A procuradora da Prefeitura, Silvia Maria de Paula, confirmou a existência de ação judicial para reintegração de posse, por se tratar de área de preservação permanente, e disse que o  tema precisa ser alvo de um debate maior. Ela lembrou que no passado existiu um TAC entre o Ministério Público, Prefeitura e Volkswagen para implantação de um parque no local.

MEIO AMBIENTE 

O promotor Marco Aurélio Bernardi de Almeida assinalou que os trabalhadores, preenchidos os requisitos legais, têm direito à terra para produzir. Observou, porém, que o MP não abre mão da preservação do meio ambiente. A área em questão, segundo ele, tem limitações estando afetada como reserva legal em 74% de seu território. Defendeu que a questão deve ser debatida pelo INCRA e demais entidades. Adiantou que uma solução par ao caso passa por um ajustamento entre a Prefeitura e o INCRA, em que os trabalhadores têm o direito de ser realocados.

Waldemir Soares Júnior, da OAB e FERAESP, afirmou que as entidades defendem os trabalhadores e uma reforma agrária e que uma solução deva ser conduzida no sentido de que as famílias tenham acesso à terra. “Esse é o melhor programa social”, disse.

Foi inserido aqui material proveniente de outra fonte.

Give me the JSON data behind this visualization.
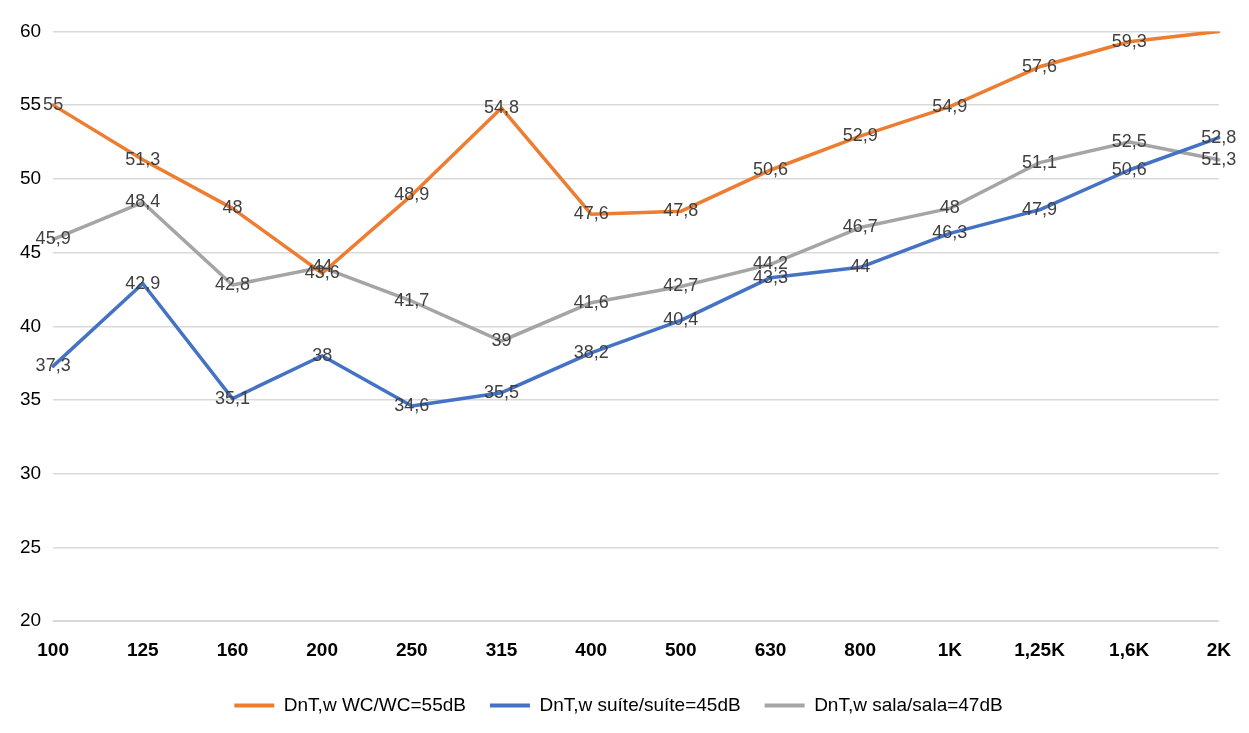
{
  "chart_data": {
    "type": "line",
    "categories": [
      "100",
      "125",
      "160",
      "200",
      "250",
      "315",
      "400",
      "500",
      "630",
      "800",
      "1K",
      "1,25K",
      "1,6K",
      "2K"
    ],
    "series": [
      {
        "name": "DnT,w WC/WC=55dB",
        "color": "#ed7d31",
        "values": [
          55,
          51.3,
          48,
          43.6,
          48.9,
          54.8,
          47.6,
          47.8,
          50.6,
          52.9,
          54.9,
          57.6,
          59.3,
          60
        ],
        "value_labels": [
          "55",
          "51,3",
          "48",
          "43,6",
          "48,9",
          "54,8",
          "47,6",
          "47,8",
          "50,6",
          "52,9",
          "54,9",
          "57,6",
          "59,3",
          null
        ]
      },
      {
        "name": "DnT,w suíte/suíte=45dB",
        "color": "#4472c4",
        "values": [
          37.3,
          42.9,
          35.1,
          38,
          34.6,
          35.5,
          38.2,
          40.4,
          43.3,
          44,
          46.3,
          47.9,
          50.6,
          52.8
        ],
        "value_labels": [
          "37,3",
          "42,9",
          "35,1",
          "38",
          "34,6",
          "35,5",
          "38,2",
          "40,4",
          "43,3",
          "44",
          "46,3",
          "47,9",
          "50,6",
          "52,8"
        ]
      },
      {
        "name": "DnT,w sala/sala=47dB",
        "color": "#a5a5a5",
        "values": [
          45.9,
          48.4,
          42.8,
          44,
          41.7,
          39,
          41.6,
          42.7,
          44.2,
          46.7,
          48,
          51.1,
          52.5,
          51.3
        ],
        "value_labels": [
          "45,9",
          "48,4",
          "42,8",
          "44",
          "41,7",
          "39",
          "41,6",
          "42,7",
          "44,2",
          "46,7",
          "48",
          "51,1",
          "52,5",
          "51,3"
        ]
      }
    ],
    "ylim": [
      20,
      60
    ],
    "yticks": [
      20,
      25,
      30,
      35,
      40,
      45,
      50,
      55,
      60
    ],
    "grid": "y",
    "legend": "bottom",
    "marker": "none",
    "line_style": "solid"
  }
}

Graziela Solfa, secretária municipal de Cidadania e Assistência Social declarou que a secretaria realizou identificação e levantamento de famílias alojadas, atuando para atendê-las. Classificou como importante o diálogo permanente, colocando-se à disposição. Deonir Tofolo, secretário de Agricultura e Abastecimento elogiou a qualidade da produção agrícola existente no Acampamento, manifestando apoio “para que consigam crescer, aumentar a produção e atender à cidade”. Já Alberto Engelbrecht, da Secretaria da Habitação, frisou que a pasta dará suporte aos moradores após resolvidas as questões jurídicas.

TRABALHADORES 

Wanda da Silva, representando as famílias do Capão das Antas, destacou a conquista da feira de produtos orgânicos e a realização de cursos para obter bons produtos. “Queremos plantar uma variedade de produtos e contribuir com a sociedade; somos trabalhadores e amamos a terra, respeitamos o meio ambiente”, disse. “Não estamos lá para destruir nada, somos pessoas de bem”. Ao solicitar ajuda das autoridades presentes, afirmou: “Camponeses não querem que o campo morra. Sem campo nenhuma cidade almoça ou janta. Reforma agrária já, o campo agradece”. Pronunciaram-se ainda Ronaldo Motta, da Apeoesp,  Donizete Silva, do Sintufscar e um representante do CSP Conlutas, que reiteraram apoio às famílias do Acampamento. Em seguida pronunciaram-se vereadores presentes, com questionamentos a autoridades presentes e também defendendo uma solução para o impasse.